Denise King au Duc. Je connais mal cette chanteuse de Philadelphie que les parisiens ont pu écouter naguère à La Villa rue Jacob. Rencontré il y a quelques jours, Olivier Hutman m’a vivement conseillé d’assister à son concert. Il a été son pianiste, lorsqu’elle s’est produite dans le défunt club de la rue Jacob et me vante ses qualités vocales impressionnantes. Dotée d'une voix puissante et chaude, Denise King chante le blues comme nulle autre. Elle aborde avec un bonheur égal le jazz et la soul dans un répertoire éclectique qui semble lui avoir été taillé sur mesure. Song for My Father d'Horace Silver séduit par son découpage rythmique funky ; abordé sur tempo médium, Take the A Train bénéficie d’une mise en place impeccable ; lent et majestueux, Summertime donne le frisson. Servie par le piano magique d’Olivier Hutman qui apporte une grande gamme de couleurs, trouve toujours les accords et les notes qui conviennent le mieux au miel de sa voix, Denise King chante aussi At Last immortalisé naguère par Ella Fitzgerald et Etta James. Swing, phrasé et diction impeccable, feeling gros comme une montagne, on souhaiterait des disques de la dame sur le marché français. Il n’y en a pas. “Fever“, son dernier enregistrement (2007) est même introuvable.

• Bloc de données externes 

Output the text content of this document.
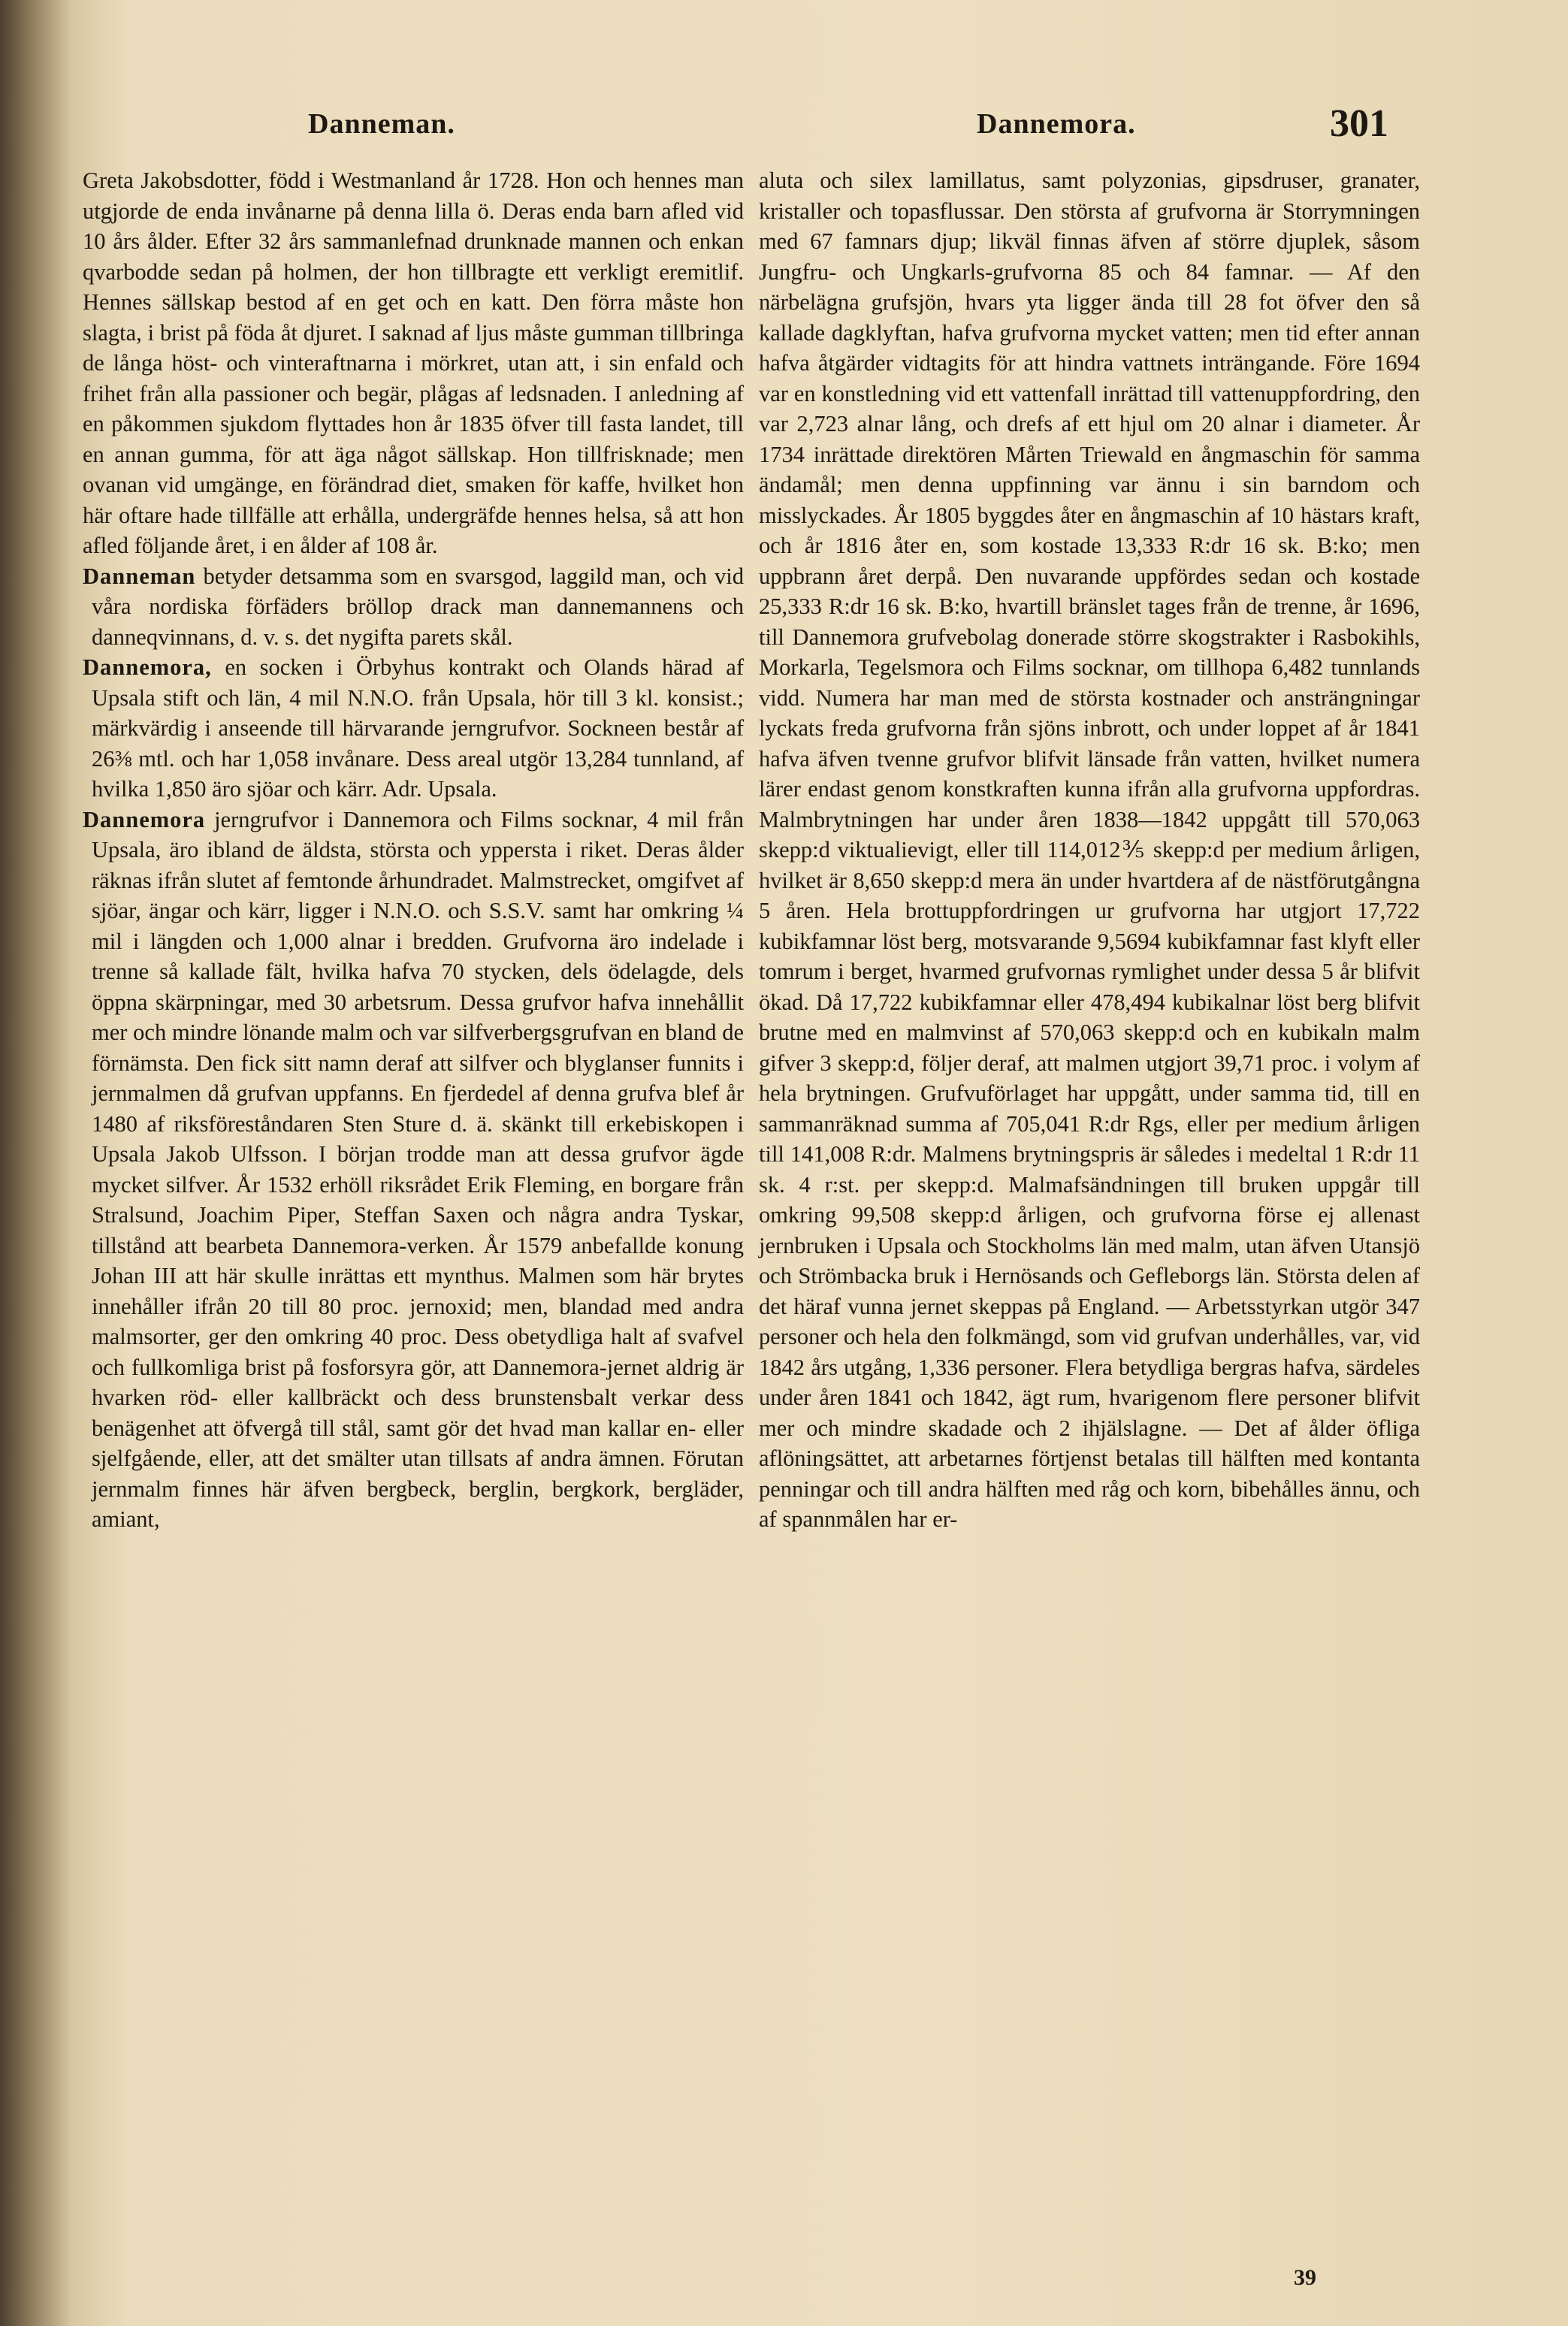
Danneman.	Dannemora.	301

Greta Jakobsdotter, född i Westmanland år 1728. Hon och hennes man utgjorde de enda invånarne på denna lilla ö. Deras enda barn afled vid 10 års ålder. Efter 32 års sammanlefnad drunknade mannen och enkan qvarbodde sedan på holmen, der hon tillbragte ett verkligt eremitlif. Hennes sällskap bestod af en get och en katt. Den förra måste hon slagta, i brist på föda åt djuret. I saknad af ljus måste gumman tillbringa de långa höst- och vinteraftnarna i mörkret, utan att, i sin enfald och frihet från alla passioner och begär, plågas af ledsnaden. I anledning af en påkommen sjukdom flyttades hon år 1835 öfver till fasta landet, till en annan gumma, för att äga något sällskap. Hon tillfrisknade; men ovanan vid umgänge, en förändrad diet, smaken för kaffe, hvilket hon här oftare hade tillfälle att erhålla, undergräfde hennes helsa, så att hon afled följande året, i en ålder af 108 år.

Danneman betyder detsamma som en svarsgod, laggild man, och vid våra nordiska förfäders bröllop drack man dannemannens och danneqvinnans, d. v. s. det nygifta parets skål.

Dannemora, en socken i Örbyhus kontrakt och Olands härad af Upsala stift och län, 4 mil N.N.O. från Upsala, hör till 3 kl. konsist.; märkvärdig i anseende till härvarande jerngrufvor. Sockneen består af 26⅜ mtl. och har 1,058 invånare. Dess areal utgör 13,284 tunnland, af hvilka 1,850 äro sjöar och kärr. Adr. Upsala.

Dannemora jerngrufvor i Dannemora och Films socknar, 4 mil från Upsala, äro ibland de äldsta, största och yppersta i riket. Deras ålder räknas ifrån slutet af femtonde århundradet. Malmstrecket, omgifvet af sjöar, ängar och kärr, ligger i N.N.O. och S.S.V. samt har omkring ¼ mil i längden och 1,000 alnar i bredden. Grufvorna äro indelade i trenne så kallade fält, hvilka hafva 70 stycken, dels ödelagde, dels öppna skärpningar, med 30 arbetsrum. Dessa grufvor hafva innehållit mer och mindre lönande malm och var silfverbergsgrufvan en bland de förnämsta. Den fick sitt namn deraf att silfver och blyglanser funnits i jernmalmen då grufvan uppfanns. En fjerdedel af denna grufva blef år 1480 af riksföreståndaren Sten Sture d. ä. skänkt till erkebiskopen i Upsala Jakob Ulfsson. I början trodde man att dessa grufvor ägde mycket silfver. År 1532 erhöll riksrådet Erik Fleming, en borgare från Stralsund, Joachim Piper, Steffan Saxen och några andra Tyskar, tillstånd att bearbeta Dannemora-verken. År 1579 anbefallde konung Johan III att här skulle inrättas ett mynthus. Malmen som här brytes innehåller ifrån 20 till 80 proc. jernoxid; men, blandad med andra malmsorter, ger den omkring 40 proc. Dess obetydliga halt af svafvel och fullkomliga brist på fosforsyra gör, att Dannemora-jernet aldrig är hvarken röd- eller kallbräckt och dess brunstensbalt verkar dess benägenhet att öfvergå till stål, samt gör det hvad man kallar en- eller sjelfgående, eller, att det smälter utan tillsats af andra ämnen. Förutan jernmalm finnes här äfven bergbeck, berglin, bergkork, bergläder, amiant,

aluta och silex lamillatus, samt polyzonias, gipsdruser, granater, kristaller och topasflussar. Den största af grufvorna är Storrymningen med 67 famnars djup; likväl finnas äfven af större djuplek, såsom Jungfru- och Ungkarls-grufvorna 85 och 84 famnar. — Af den närbelägna grufsjön, hvars yta ligger ända till 28 fot öfver den så kallade dagklyftan, hafva grufvorna mycket vatten; men tid efter annan hafva åtgärder vidtagits för att hindra vattnets inträngande. Före 1694 var en konstledning vid ett vattenfall inrättad till vattenuppfordring, den var 2,723 alnar lång, och drefs af ett hjul om 20 alnar i diameter. År 1734 inrättade direktören Mårten Triewald en ångmaschin för samma ändamål; men denna uppfinning var ännu i sin barndom och misslyckades. År 1805 byggdes åter en ångmaschin af 10 hästars kraft, och år 1816 åter en, som kostade 13,333 R:dr 16 sk. B:ko; men uppbrann året derpå. Den nuvarande uppfördes sedan och kostade 25,333 R:dr 16 sk. B:ko, hvartill bränslet tages från de trenne, år 1696, till Dannemora grufvebolag donerade större skogstrakter i Rasbokihls, Morkarla, Tegelsmora och Films socknar, om tillhopa 6,482 tunnlands vidd. Numera har man med de största kostnader och ansträngningar lyckats freda grufvorna från sjöns inbrott, och under loppet af år 1841 hafva äfven tvenne grufvor blifvit länsade från vatten, hvilket numera lärer endast genom konstkraften kunna ifrån alla grufvorna uppfordras. Malmbrytningen har under åren 1838—1842 uppgått till 570,063 skepp:d viktualievigt, eller till 114,012⅗ skepp:d per medium årligen, hvilket är 8,650 skepp:d mera än under hvartdera af de nästförutgångna 5 åren. Hela brottuppfordringen ur grufvorna har utgjort 17,722 kubikfamnar löst berg, motsvarande 9,5694 kubikfamnar fast klyft eller tomrum i berget, hvarmed grufvornas rymlighet under dessa 5 år blifvit ökad. Då 17,722 kubikfamnar eller 478,494 kubikalnar löst berg blifvit brutne med en malmvinst af 570,063 skepp:d och en kubikaln malm gifver 3 skepp:d, följer deraf, att malmen utgjort 39,71 proc. i volym af hela brytningen. Grufvuförlaget har uppgått, under samma tid, till en sammanräknad summa af 705,041 R:dr Rgs, eller per medium årligen till 141,008 R:dr. Malmens brytningspris är således i medeltal 1 R:dr 11 sk. 4 r:st. per skepp:d. Malmafsändningen till bruken uppgår till omkring 99,508 skepp:d årligen, och grufvorna förse ej allenast jernbruken i Upsala och Stockholms län med malm, utan äfven Utansjö och Strömbacka bruk i Hernösands och Gefleborgs län. Största delen af det häraf vunna jernet skeppas på England. — Arbetsstyrkan utgör 347 personer och hela den folkmängd, som vid grufvan underhålles, var, vid 1842 års utgång, 1,336 personer. Flera betydliga bergras hafva, särdeles under åren 1841 och 1842, ägt rum, hvarigenom flere personer blifvit mer och mindre skadade och 2 ihjälslagne. — Det af ålder öfliga aflöningsättet, att arbetarnes förtjenst betalas till hälften med kontanta penningar och till andra hälften med råg och korn, bibehålles ännu, och af spannmålen har er-

39
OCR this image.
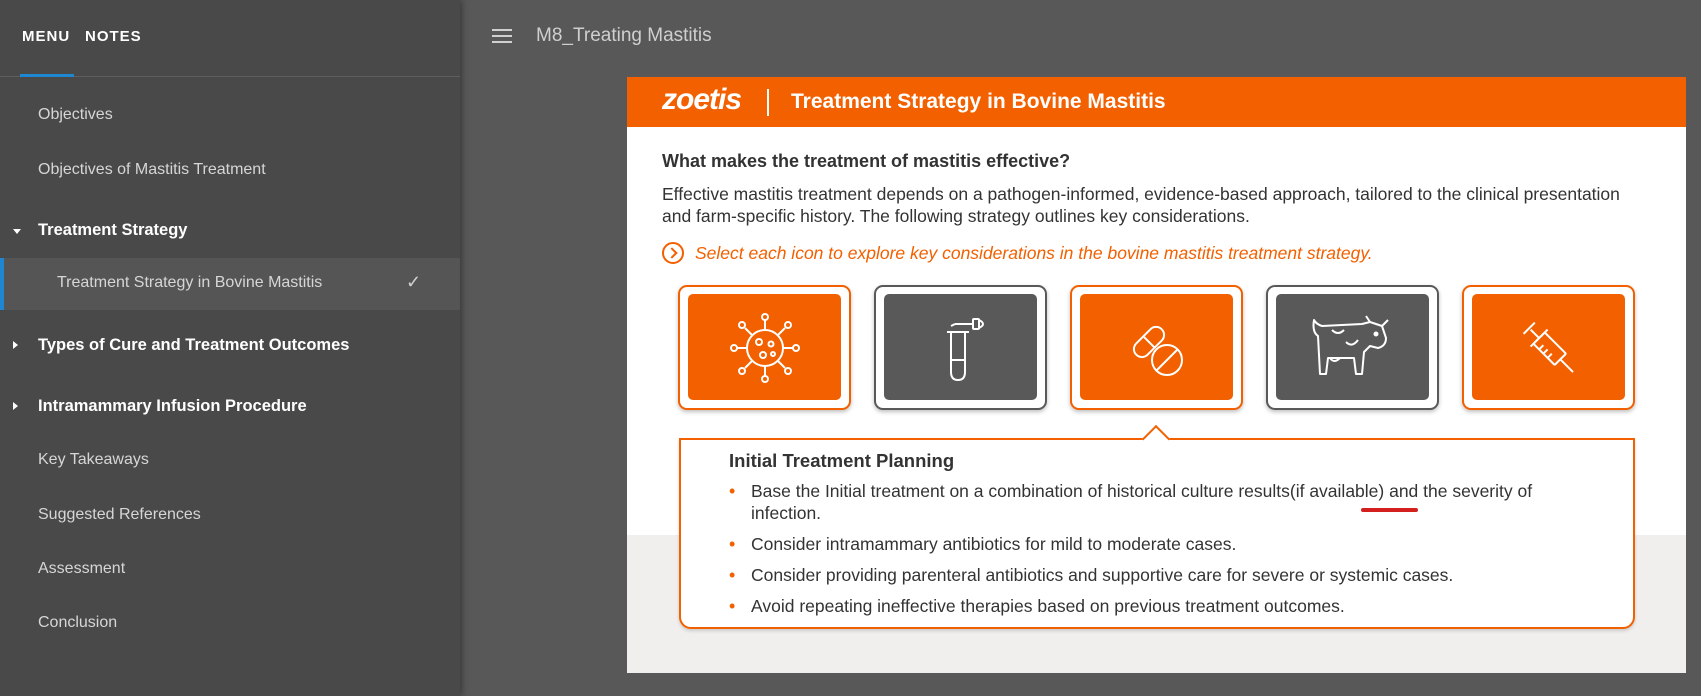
MENU NOTES
Objectives
Objectives of Mastitis Treatment
Treatment Strategy
Treatment Strategy in Bovine Mastitis	✓
Types of Cure and Treatment Outcomes
Intramammary Infusion Procedure
Key Takeaways
Suggested References
Assessment
Conclusion
M8_Treating Mastitis
zoetis Treatment Strategy in Bovine Mastitis
What makes the treatment of mastitis effective?
Effective mastitis treatment depends on a pathogen-informed, evidence-based approach, tailored to the clinical presentation and farm-specific history. The following strategy outlines key considerations.
Select each icon to explore key considerations in the bovine mastitis treatment strategy.
Initial Treatment Planning
• Base the Initial treatment on a combination of historical culture results(if available) and the severity of infection.
• Consider intramammary antibiotics for mild to moderate cases.
• Consider providing parenteral antibiotics and supportive care for severe or systemic cases.
• Avoid repeating ineffective therapies based on previous treatment outcomes.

Avec Dany Michel qui naguère programma Denise King à La Villa, nous marchons jusqu’au New Morning afin d’écouter Jeff “Tain“ Watts. Le batteur, un des meilleurs de la planète jazz, rassemble autour de lui Jean Toussaint au saxophone ténor, David Kikoski au piano et James Genus à la contrebasse. Ne composant pas, il emprunte son répertoire aux autres, joue un jazz moderne trempé dans le blues. Malheureusement il en fait trop : ses bras puissants martèlent ses tambours, mitraillent ses cymbales et la musique ressemble à une exhibition de savoir faire. Couverte par la batterie, la contrebasse n’est pas toujours audible. David Kikoski joue bien des notes inutiles. Dommage, car Jean Toussaint, excellent, prend de bien beaux chorus. Je garde en mémoire un thème de Thelonious Monk très enlevé, joué avec une passion et une musicalité que l’on aurait aimées plus présentes au long de cette soirée.